Она всё-таки поднимается, делает несколько шагов и бессильно падает в зарослях. Живой плащ, успевший вывести из себя яд и кое-как затянуть повреждения, снова готов к работе, но Нанджи не успевает приказать. Меркнувшим сознанием замечает, что одеяние растягивается, маскируя её тело, и в пальцы виновато тычется живая лоза, нашедшая хозяйку. Лоза чувствует яд в её жилах и приникает к ранам...
Она очнулась, сумев не подать виду, что очнулась. Над ней кто-то стоит. Живой плащ не собирается на него нападать, отвечает, что чужой не питает злых намерений. Она обрадовалась, думая, что её нашли свои... открывает глаза - над ней склоняется нелюдь.
Она приказывает плащу напасть, тот послушался почему-то с неохотой, грызанул оружие - только пасть поранил. Нелюдя, казалось, забавляет плащ, накинувшийся на оружие. Он дразнит плащ, потом отводит его в сторону...
И видит её глаза.
Нанджи успела сделать лишь шаг по этой тропе. Боль, подавляемая сильной волей. Возбуждение боя. Любопытство. Гнева и ненависти нет. Для нелюдей мы звери. Мы представляемся им настолько мелкими тварями, что нет смысла тратить на нас чувства...
Чужак вздрагивает, и она его узнаёт. Это же тот самый мятежник!.. Наклоняется ближе.
Пора!..
Движение атакующей лозы невозможно заметить, лишь почувствовать. Предельное усилие, после которого оружие-ветвь непременно умрёт, но умрёт и враг...
Четыре зазубренных листа врезаются в броню нелюдя. Отчего-то лишь до половины, лоза дёргается и обмякает. Ничего, ему осталось жизни на пару вдохов...
Прошло уже больше пары вдохов. Нанджи понимает, что яд с листьев отчего-то не действует.
Чужак смотрит ей в глаза удивлённо и немного обиженно.

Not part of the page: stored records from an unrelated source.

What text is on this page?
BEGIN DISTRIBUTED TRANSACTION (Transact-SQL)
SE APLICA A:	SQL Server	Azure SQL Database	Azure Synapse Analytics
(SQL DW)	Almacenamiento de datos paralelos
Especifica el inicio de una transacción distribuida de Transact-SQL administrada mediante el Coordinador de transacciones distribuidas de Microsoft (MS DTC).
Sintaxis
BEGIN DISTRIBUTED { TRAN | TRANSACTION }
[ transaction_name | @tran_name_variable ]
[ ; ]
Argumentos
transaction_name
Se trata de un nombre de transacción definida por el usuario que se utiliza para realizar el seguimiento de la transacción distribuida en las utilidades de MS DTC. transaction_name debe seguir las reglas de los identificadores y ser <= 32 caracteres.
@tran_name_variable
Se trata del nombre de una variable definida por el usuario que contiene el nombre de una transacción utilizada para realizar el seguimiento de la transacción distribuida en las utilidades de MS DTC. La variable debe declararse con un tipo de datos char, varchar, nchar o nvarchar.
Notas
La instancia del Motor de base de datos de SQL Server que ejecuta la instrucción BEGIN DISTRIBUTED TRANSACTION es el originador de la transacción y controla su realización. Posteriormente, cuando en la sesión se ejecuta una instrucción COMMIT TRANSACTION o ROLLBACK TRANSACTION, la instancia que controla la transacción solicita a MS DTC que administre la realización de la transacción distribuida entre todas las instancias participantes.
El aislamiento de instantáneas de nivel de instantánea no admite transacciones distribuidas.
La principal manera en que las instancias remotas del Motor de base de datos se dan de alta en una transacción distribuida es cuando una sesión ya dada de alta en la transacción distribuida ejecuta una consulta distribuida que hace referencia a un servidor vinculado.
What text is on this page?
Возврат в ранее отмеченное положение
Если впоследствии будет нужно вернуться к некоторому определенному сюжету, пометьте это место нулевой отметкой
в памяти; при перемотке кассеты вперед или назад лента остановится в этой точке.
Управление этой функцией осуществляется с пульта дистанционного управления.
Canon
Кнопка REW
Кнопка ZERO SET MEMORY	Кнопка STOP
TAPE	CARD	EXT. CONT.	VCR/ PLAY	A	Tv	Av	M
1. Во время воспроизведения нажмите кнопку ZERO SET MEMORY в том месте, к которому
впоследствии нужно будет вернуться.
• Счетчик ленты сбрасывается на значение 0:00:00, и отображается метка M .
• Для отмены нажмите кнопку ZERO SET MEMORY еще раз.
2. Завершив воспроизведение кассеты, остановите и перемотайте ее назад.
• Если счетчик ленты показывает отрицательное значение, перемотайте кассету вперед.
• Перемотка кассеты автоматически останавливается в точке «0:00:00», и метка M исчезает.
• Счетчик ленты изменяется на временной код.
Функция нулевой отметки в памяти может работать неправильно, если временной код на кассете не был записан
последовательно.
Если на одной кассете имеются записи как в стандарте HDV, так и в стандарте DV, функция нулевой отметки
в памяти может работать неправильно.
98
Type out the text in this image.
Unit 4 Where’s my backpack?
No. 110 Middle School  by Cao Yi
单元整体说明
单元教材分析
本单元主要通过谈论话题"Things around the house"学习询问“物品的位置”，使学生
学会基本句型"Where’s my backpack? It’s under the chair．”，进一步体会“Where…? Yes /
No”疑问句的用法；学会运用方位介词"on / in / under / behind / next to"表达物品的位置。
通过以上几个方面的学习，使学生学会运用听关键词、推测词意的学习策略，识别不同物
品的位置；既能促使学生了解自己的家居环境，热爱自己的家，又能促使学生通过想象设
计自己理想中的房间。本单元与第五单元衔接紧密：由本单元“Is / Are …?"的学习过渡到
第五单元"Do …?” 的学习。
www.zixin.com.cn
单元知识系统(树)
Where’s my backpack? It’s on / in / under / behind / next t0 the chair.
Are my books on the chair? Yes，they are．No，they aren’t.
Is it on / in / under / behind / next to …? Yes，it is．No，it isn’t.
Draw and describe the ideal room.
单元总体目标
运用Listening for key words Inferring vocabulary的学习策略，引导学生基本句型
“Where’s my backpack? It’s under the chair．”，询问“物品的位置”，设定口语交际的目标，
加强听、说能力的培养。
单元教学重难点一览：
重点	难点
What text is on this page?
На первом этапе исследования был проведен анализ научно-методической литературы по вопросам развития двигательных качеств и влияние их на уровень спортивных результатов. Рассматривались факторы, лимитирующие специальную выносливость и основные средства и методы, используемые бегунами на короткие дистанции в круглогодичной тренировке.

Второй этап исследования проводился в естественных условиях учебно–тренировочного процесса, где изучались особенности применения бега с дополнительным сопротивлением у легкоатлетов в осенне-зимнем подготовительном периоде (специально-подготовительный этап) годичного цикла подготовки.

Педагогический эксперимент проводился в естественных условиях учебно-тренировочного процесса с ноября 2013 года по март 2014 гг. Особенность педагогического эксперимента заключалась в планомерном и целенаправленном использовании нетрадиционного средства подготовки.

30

Словно она сделала что-то очень неправильное, предала его. Глаза у него серые, но это не кажется ей отвратительным, они красивы. Капелька пота бежит по щеке и застревает в щетине.
Он улыбается грустно.
Что-то бросается с его руки и уносит девушку во тьму.
Когда она приходит в себя, её шею обвивает жёсткое, прижимая к земле. Нанджи дёргается, и острая кромка царапает горло... Придушила, в глазах плывут чёрные круги, голова наполняется звоном, вязким и пронзительным.
Нанджи затихает, притворяясь потерявшей сознание, из-под полуопущенных ресниц наблюдает за нелюдем.
Тот не смотрит на неё, стоит, тяжко опираясь о ствол дерева, Нанджи вдруг кажется, что он уже умер.
Метатель огня неподвижно смотрит в пространство между кустами и коряжником, копьё не подаёт признаков жизни.
А вокруг его тела обмотана лоза. Погибла, конечно... сначала выпила из хозяйки яд, потом надорвалась, мгновенно ударив и вспоров броню чужака, а сейчас ещё и отравилась его кровью, кровью сильного мага.
Но лоза чуть шевелит необвисшими листьями, она ещё жива!.. Надо попытаться...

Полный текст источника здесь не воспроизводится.